Corona virus wisdom

As I was trying to do some research on my next course these days I ran into this comment on social media: “It’s funny how the economy is about to collapse because people are only buying what they need.”

Not only that I found there’s so much truth to it, but it also made me think of s

o many other aspects of how we choose to live our lives and how it actually impacts us. At a very basic level we don’t really need more than shelter, food and emotional safety and connection. And yet, the vast majority of our existence we spend procuring stuff we don’t really need, committing to work above healthy limits to make happen objectives that will not make a palpable difference in the quality of our daily reality and worrying about not getting that stuff or losing it if we already acquired some of it.

Reducing everything to basic needs again, it seems that most of our stress and striving for more goes against optional features to our lifestyle. This is an important differentiation: it is not a life, it is a lifestyle we are after.

The stress is at an all-time peak, mental health is more impacted in these times than ever before and our emotional landscape is getting deserted and poorer with every day we dedicate ourselves to support the lifestyle. Little that we understand that we are actually trading basic need resources for lifestyle choices. And when things are obviously off balance we over-commit to bringing in more so that we can “treat” ourselves.

The Corona virus crisis is an unfortunate happening. Lots of people fear for their health and survival, the isolation pushes many to the edge and brings out the ugly in us. The economy is not looking rosy and we all bite our fingers trying to picture what’s coming.

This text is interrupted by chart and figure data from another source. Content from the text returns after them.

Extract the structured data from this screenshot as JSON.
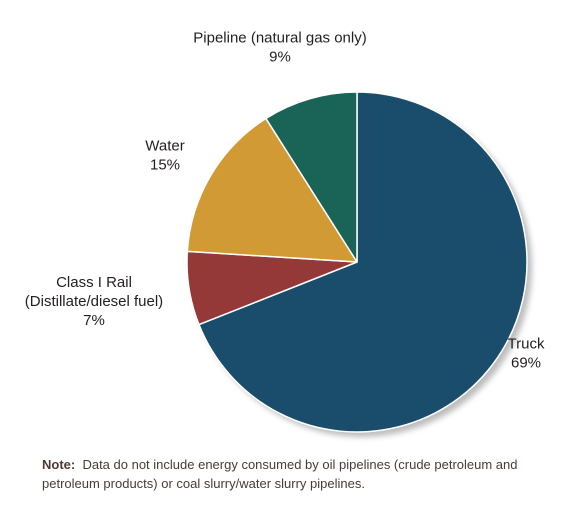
{
  "chart_data": {
    "type": "pie",
    "slices": [
      {
        "lines": [
          "Truck"
        ],
        "value": "69%",
        "percent": 69,
        "color": "#1a4d6b"
      },
      {
        "lines": [
          "Class I Rail",
          "(Distillate/diesel fuel)"
        ],
        "value": "7%",
        "percent": 7,
        "color": "#943838"
      },
      {
        "lines": [
          "Water"
        ],
        "value": "15%",
        "percent": 15,
        "color": "#d29a34"
      },
      {
        "lines": [
          "Pipeline (natural gas only)"
        ],
        "value": "9%",
        "percent": 9,
        "color": "#196457"
      }
    ],
    "start": "12 o'clock",
    "direction": "clockwise"
  },
  "note": {
    "prefix": "Note:",
    "text": "Data do not include energy consumed by oil pipelines (crude petroleum and petroleum products) or coal slurry/water slurry pipelines."
  }
}
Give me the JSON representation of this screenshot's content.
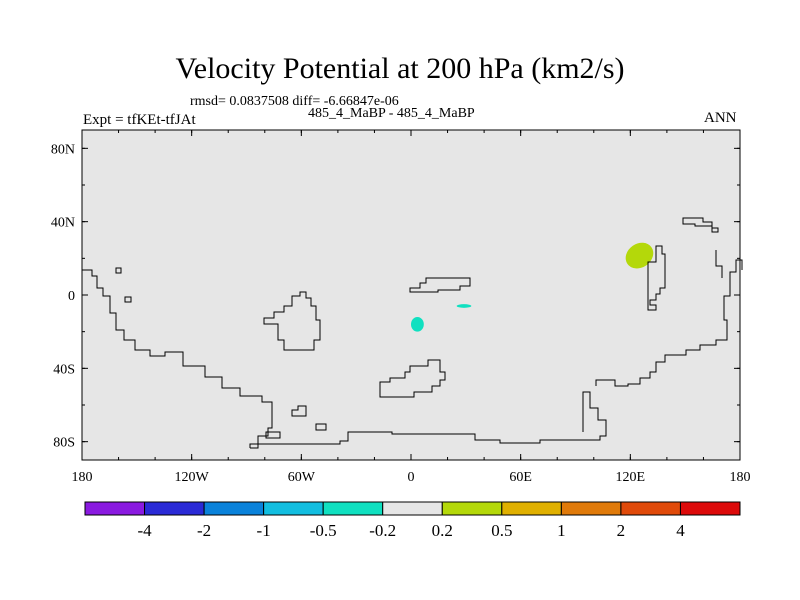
{
  "header": {
    "title": "Velocity Potential at 200 hPa (km2/s)",
    "stats": "rmsd= 0.0837508 diff= -6.66847e-06",
    "case_label": "485_4_MaBP - 485_4_MaBP",
    "expt_label": "Expt = tfKEt-tfJAt",
    "season": "ANN"
  },
  "chart_data": {
    "type": "heatmap",
    "title": "Velocity Potential at 200 hPa (km2/s)",
    "subtitle": "485_4_MaBP - 485_4_MaBP",
    "xlim": [
      -180,
      180
    ],
    "ylim": [
      -90,
      90
    ],
    "x_ticks": [
      {
        "value": -180,
        "label": "180"
      },
      {
        "value": -120,
        "label": "120W"
      },
      {
        "value": -60,
        "label": "60W"
      },
      {
        "value": 0,
        "label": "0"
      },
      {
        "value": 60,
        "label": "60E"
      },
      {
        "value": 120,
        "label": "120E"
      },
      {
        "value": 180,
        "label": "180"
      }
    ],
    "y_ticks": [
      {
        "value": 80,
        "label": "80N"
      },
      {
        "value": 40,
        "label": "40N"
      },
      {
        "value": 0,
        "label": "0"
      },
      {
        "value": -40,
        "label": "40S"
      },
      {
        "value": -80,
        "label": "80S"
      }
    ],
    "background_color": "#e6e6e6",
    "colorbar": {
      "boundaries": [
        "-4",
        "-2",
        "-1",
        "-0.5",
        "-0.2",
        "0.2",
        "0.5",
        "1",
        "2",
        "4"
      ],
      "colors": [
        "#8a1ae0",
        "#2a2ad6",
        "#0a82da",
        "#12bee0",
        "#10e0c0",
        "#e6e6e6",
        "#b4d80a",
        "#e0b000",
        "#e07a0a",
        "#e04a0a",
        "#dc0a0a"
      ]
    },
    "regions": [
      {
        "value_range": "0.2 to 0.5",
        "color": "#b4d80a",
        "lon_range": [
          117,
          133
        ],
        "lat_range": [
          15,
          28
        ]
      },
      {
        "value_range": "-0.5 to -0.2",
        "color": "#10e0c0",
        "lon_range": [
          0,
          7
        ],
        "lat_range": [
          -20,
          -12
        ]
      },
      {
        "value_range": "-0.5 to -0.2",
        "color": "#10e0c0",
        "lon_range": [
          25,
          33
        ],
        "lat_range": [
          -7,
          -5
        ]
      }
    ]
  }
}
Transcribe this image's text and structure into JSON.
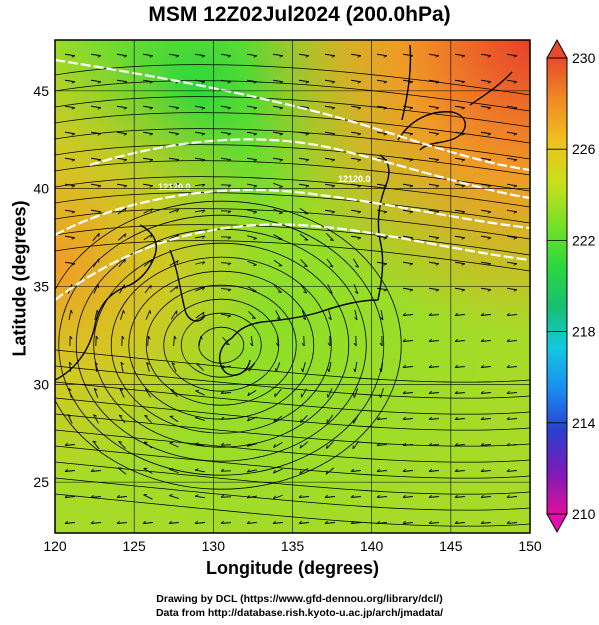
{
  "title": "MSM 12Z02Jul2024 (200.0hPa)",
  "axes": {
    "xlabel": "Longitude (degrees)",
    "ylabel": "Latitude  (degrees)",
    "xticks": [
      "120",
      "125",
      "130",
      "135",
      "140",
      "145",
      "150"
    ],
    "yticks": [
      "25",
      "30",
      "35",
      "40",
      "45"
    ],
    "xlim": [
      120,
      150
    ],
    "ylim": [
      22.4,
      47.6
    ]
  },
  "colorbar": {
    "labels": [
      "230",
      "226",
      "222",
      "218",
      "214",
      "210"
    ],
    "range": [
      210,
      230
    ],
    "colors": [
      "#e0109a",
      "#7d1ab8",
      "#2a3fd0",
      "#1a8cf0",
      "#12c8e0",
      "#18c070",
      "#2cd83c",
      "#7ae028",
      "#c8e01a",
      "#f0c020",
      "#f08a24",
      "#e84a2c"
    ]
  },
  "map_elements": {
    "contour_label": "12120.0"
  },
  "footer": {
    "line1": "Drawing by DCL (https://www.gfd-dennou.org/library/dcl/)",
    "line2": "Data from http://database.rish.kyoto-u.ac.jp/arch/jmadata/"
  }
}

And yet, I wish we could all understand the amazing lesson we are offered here. Go back to basics! Understand what you really need. Not only that this time is teaching the distinction between necessary and optional, but it gives us the chance (painful sometimes) to have a closer look to ourselves. When you’re lone there’s little room to hide; eventually you need to look yourself in the eyes and admit to thins you’ve been avoiding for so long grace to the busyness of the daily schedule.

What would a simple life feel like? What if you didn’t have to worry about mortgage on a big house? What if you didn’t have to work 12 hours a day in a job that you hate but you “need”? What if you didn’t have to buy all that food, throw in the garbage a part of it and fight to lose the weight after eating it? And so on.

What would it feel like to be who you always wanted to be? What if you did what touches you deeply and makes you feel authentic, motivated, valuable and needed? What if all of us did this?

I understand the degree of utopia in my description but I wonder how many of us will get out of isolation assimilating at least a small crumb of the huge, amazing lesson we are graciously offered.

The world needs better people. This is our time to learn how to be grateful for how much we have, how much potential we have individually and collectively and start a more courageous life, based in authenticity, truth and service.